Eine zweite Quelle für das Verständnis der menschlichen Psyche liefert die Neuroscience aus der Beschäftigung mit den Hormonen Cortisol, Oxytocin, Dopamin, Serotonin und Endorphin.

Sozialer Stress zum Beispiel produziert Cortisol, welches das „Lernen“ neuer Verhaltensmuster verhindert. Im Gegensatz dazu bringen Erfolge bzw. das Gefühl etwas geschafft zu haben, das Gehirn dazu, Dopamin zu produzieren. Habe ich das Gefühl einer sozialen Verbundenheit oder einer Geborgenheit in einer mir wohlgesinnten Gruppe, wird Oxytocin ausgelöst. Dopamin und Oxytocin sind Hormone, die ein Glücksgefühl entstehen lassen und Menschen unterstützen, dass sich Nervenstränge im Gehirn verbinden, wodurch sich neue Verhaltensweisen erlernen und verankern lassen. Jeder kennt aus der eigenen Lebenspraxis genug Situationen, wo über Erfolgsgefühle und positive Teamerlebnisse neue Verhaltensweisen möglich wurden.

Konsequenzen für das Führungsverhalten beim Management von Change

Was fange ich als Führungskraft mit diesen „theoretischen“ Grundlagen an? Am besten nutzen Sie diese Erkenntnisse bei der Ausgestaltung Ihrer Führungshandlungen: beim Wahrnehmen Ihres Umfelds, beim Gestalten von Rahmenbedingungen und Systeme, in der Kommunikation mit Ihren Mitarbeitern oder bei Entscheidungsprozessen.
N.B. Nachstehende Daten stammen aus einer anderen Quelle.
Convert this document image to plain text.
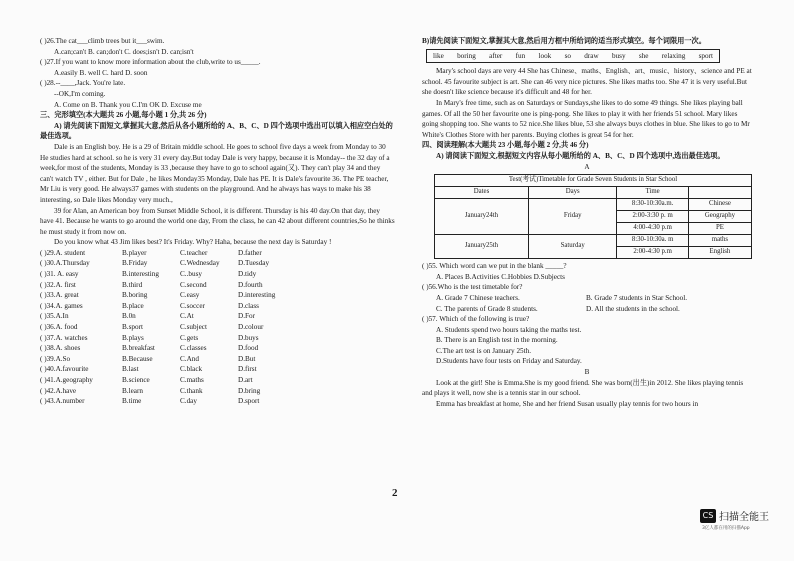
( )26.The cat___climb trees but it___swim.
A.can;can't B. can;don't C. does;isn't D. can;isn't
( )27.If you want to know more information about the club,write to us_____.
A.easily B. well C. hard D. soon
( )28.--____,Jack. You're late.
--OK,I'm coming.
A. Come on B. Thank you C.I'm OK D. Excuse me
三、完形填空(本大题共 26 小题,每小题 1 分,共 26 分)
A) 请先阅读下面短文,掌握其大意,然后从各小题所给的 A、B、C、D 四个选项中选出可以填入相应空白处的最佳选项。
Dale is an English boy. He is a 29 of Britain middle school. He goes to school five days a week from Monday to 30 He studies hard at school. so he is very 31 every day.But today Dale is very happy, because it is Monday-- the 32 day of a week,for most of the students, Monday is 33 ,because they have to go to school again(又). They can't play 34 and they can't watch TV , either. But for Dale , he likes Monday35 Monday, Dale has PE. It is Dale's favourite 36. The PE teacher, Mr Liu is very good. He always37 games with students on the playground. And he always has ways to make his 38 interesting, so Dale likes Monday very much.,
39 for Alan, an American boy from Sunset Middle School, it is different. Thursday is his 40 day.On that day, they have 41. Because he wants to go around the world one day, From the class, he can 42 about different countries,So he thinks he must study it from now on.
Do you know what 43 Jim likes best? It's Friday. Why? Haha, because the next day is Saturday !
( )29.A. student	B.player	C.teacher	D.father
( )30.A.Thursday	B.Friday	C.Wednesday	D.Tuesday
( )31. A. easy	B.interesting	C..busy	D.tidy
( )32.A. first	B.third	C.second	D.fourth
( )33.A. great	B.boring	C.easy	D.interesting
( )34.A. games	B.place	C.soccer	D.class
( )35.A.In	B.0n	C.At	D.For
( )36.A. food	B.sport	C.subject	D.colour
( )37.A. watches	B.plays	C.gets	D.buys
( )38.A. shoes	B.breakfast	C.classes	D.food
( )39.A.So	B.Because	C.And	D.But
( )40.A.favourite	B.last	C.black	D.first
( )41.A.geography	B.science	C.maths	D.art
( )42.A.have	B.learn	C.thank	D.bring
( )43.A.number	B.time	C.day	D.sport
B)请先阅读下面短文,掌握其大意,然后用方框中所给词的适当形式填空。每个词限用一次。
like boring after fun look so draw busy she relaxing sport
Mary's school days are very 44 She has Chinese、maths、English、art、music、history、science and PE at school. 45 favourite subject is art. She can 46 very nice pictures. She likes maths too. She 47 it is very useful.But she doesn't like science because it's difficult and 48 for her.
In Mary's free time, such as on Saturdays or Sundays,she likes to do some 49 things. She likes playing ball games. Of all the 50 her favourite one is ping-pong. She likes to play it with her friends 51 school. Mary likes going shopping too. She wants to 52 nice.She likes blue, 53 she always buys clothes in blue. She likes to go to Mr White's Clothes Store with her parents. Buying clothes is great 54 for her.
四、阅读理解(本大题共 23 小题,每小题 2 分,共 46 分)
A) 请阅读下面短文,根据短文内容从每小题所给的 A、B、C、D 四个选项中,选出最佳选项。
A
Test(考试)Timetable for Grade Seven Students in Star School			
Dates	Days	Time	
January24th	Friday	8:30-10:30a.m.	Chinese
		2:00-3:30 p. m	Geography
		4:00-4:30 p.m	PE
January25th	Saturday	8:30-10:30a. m	maths
		2:00-4:30 p.m	English
( )55. Which word can we put in the blank _____?
A. Places B.Activities C.Hobbies D.Subjects
( )56.Who is the test timetable for?
A. Grade 7 Chinese teachers.	B. Grade 7 students in Star School.
C. The parents of Grade 8 students.	D. All the students in the school.
( )57. Which of the following is true?
A. Students spend two hours taking the maths test.
B. There is an English test in the morning.
C.The art test is on January 25th.
D.Students have four tests on Friday and Saturday.
B
Look at the girl! She is Emma.She is my good friend. She was born(出生)in 2012. She likes playing tennis and plays it well, now she is a tennis star in our school.
Emma has breakfast at home, She and her friend Susan usually play tennis for two hours in
2
CS 扫描全能王
3亿人都在用的扫描App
Und bleiben Sie bescheiden bei der Einschätzung Ihrer Wirkung. Seien Sie sich bewusst, dass bei allem was Sie tun – auch wenn es mit noch so guter Absicht passiert – Sie nie sicher sein können, wie die Resonanz Ihres Umfelds ausfällt bzw. wie einzelne Ihrer Mitarbeiter auf Ihre Handlungen reagieren werden.

Dennoch möchte ich Ihnen jeweils 3 basale Handlungsempfehlungen beim Führen im Umgang mit organisationalen und individuellen Veränderungen geben:

Führungsinterventionen beim organisationalen Change

  1. Organisieren Sie Feedback von Kunden, Stakeholdern und irritierende Impulse aus dem Umfeld. Energien für die Veränderung komplexer sozialer Systeme kommen immer von „außen“. Außenimpulse müssen immer bei jenen, die Macht haben und eine Ausrichtung entscheiden können, eine emotionale Reaktion auslösen. Am besten über eine persönliche Betroffenheit.
  2. Versuchen Sie System-Blockaden zu beseitigen – Change Management ist oft vergleichbar mit dem Handeln eines Chiropraktikers. Das Beseitigen von Blockaden vor allem dort wo für den Zukunftserfolg dysfunktionale Muster hinderlich sind. Dabei handelt es sich zumeist um Strukturen, Regelwerke, personelle Machtkonstellationen oder dominante Systeme. Unterscheiden Sie dabei gut zwischen wertvollen Assets aus der Vergangenheit, die besonders geschützt werden müssen und sinnlosem „Schutt“ an Mustern, den es zu beseitigen gilt.
  3. Schaffen Sie Orientierung durch eine sinnstiftende Ausrichtung, sei es durch einen starken gemeinsamen Purpose (was wollen wir als Organisation oder als Team bewirken?) oder eine Zukunftsvision (wie wollen wir in ein paar Jahren dastehen?), in der Sie die Sehnsüchte von Menschen in Ihrer Organisation abbilden. Nichts künstlich Aufgesetztes, sondern etwas, wo der Keim oder die Grundenergie für eine attraktive Zukunft schon angelegt sind. Denn Menschen wollen spüren, wofür es sich lohnt, sich zu engagieren und Teil einer „großen Idee“ zu sein.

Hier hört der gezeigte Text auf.